We could also implement the inverse problem with a SAT solver but … meh :slight_smile:

I’m happy to also play with any other prototype or idea that you’d propose.

Hi Nicolas ,
Thanks for the pointers let me look through them.

Hi Nicolas,
This reminds me of the structural and access matchers we developed a long time ago (mlir/TestMatchers.cpp at 29063ca97a937e1ae8abde8655ca18defcdc8682 · LoopTactics/mlir · GitHub). We could assign a matcher to each named op (possibly generated using a declarative interface) and then use the matcher to go from the named op to the generic op. Would this be something worth pursuing?

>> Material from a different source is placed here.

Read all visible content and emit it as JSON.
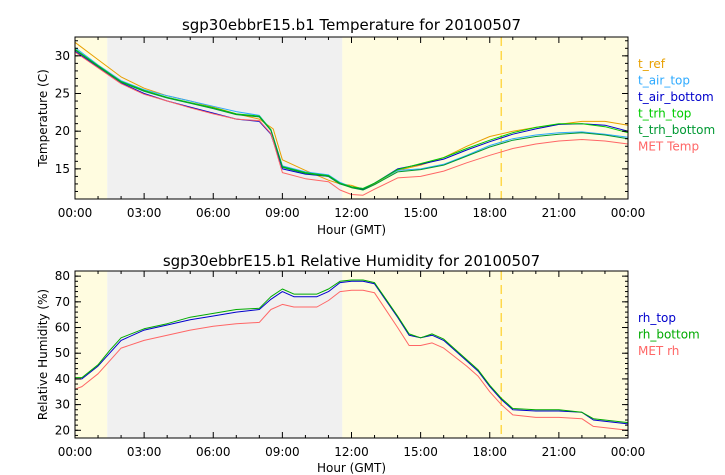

Adding Alex @ftynse to the loop.

Hi Lorenzo,

I am not completely sure, I would say we want to avoid manual intervention for stuff that should be automated. If you see a way to automate the process then I’d love to see a prototype.

The thinking is that there are 3 different representations that we would like to be able to detect that they are the same:

  1. linalg named op + body + special attributes as specified in opDSL
  2. linalg.generic + body (special attributes have been specialized and folded as constants in the IR)
  3. linalg.generic + an isomorphic body (same computation but potentially different flow of IR)

I forget how far you guys got in the ability to represent things like AnyPermutationOf (e.g. a * b + c <=> c + a * b <=> c + b * a <=> b * a + c) and the various generalizations. If you have a good way to represent this then it would be a great starting point to do the 2. <=> 3. part.

The 1. <=> 2. part is likely more ambiguous and I would punt for now. It is also related to emitting proper LLVM descriptors to pass attribute information to library calls (e.g. convolution descriptor). There is a low-tech manual way of doing it for specific classes of ops (e.g. all convolutions) if this is pressing for anyone.

1 Like

Doesn’t 1 <=> 2 reduce to 2 <=> 3 if one can instantiate a canonical for of the named op as generic op?

Yes, this is why I separated into 3 pieces, we don’t have to solve 1. <=> 2. to make progress.
2. <=> 3. is useful by itself for ops that do not have special attributes.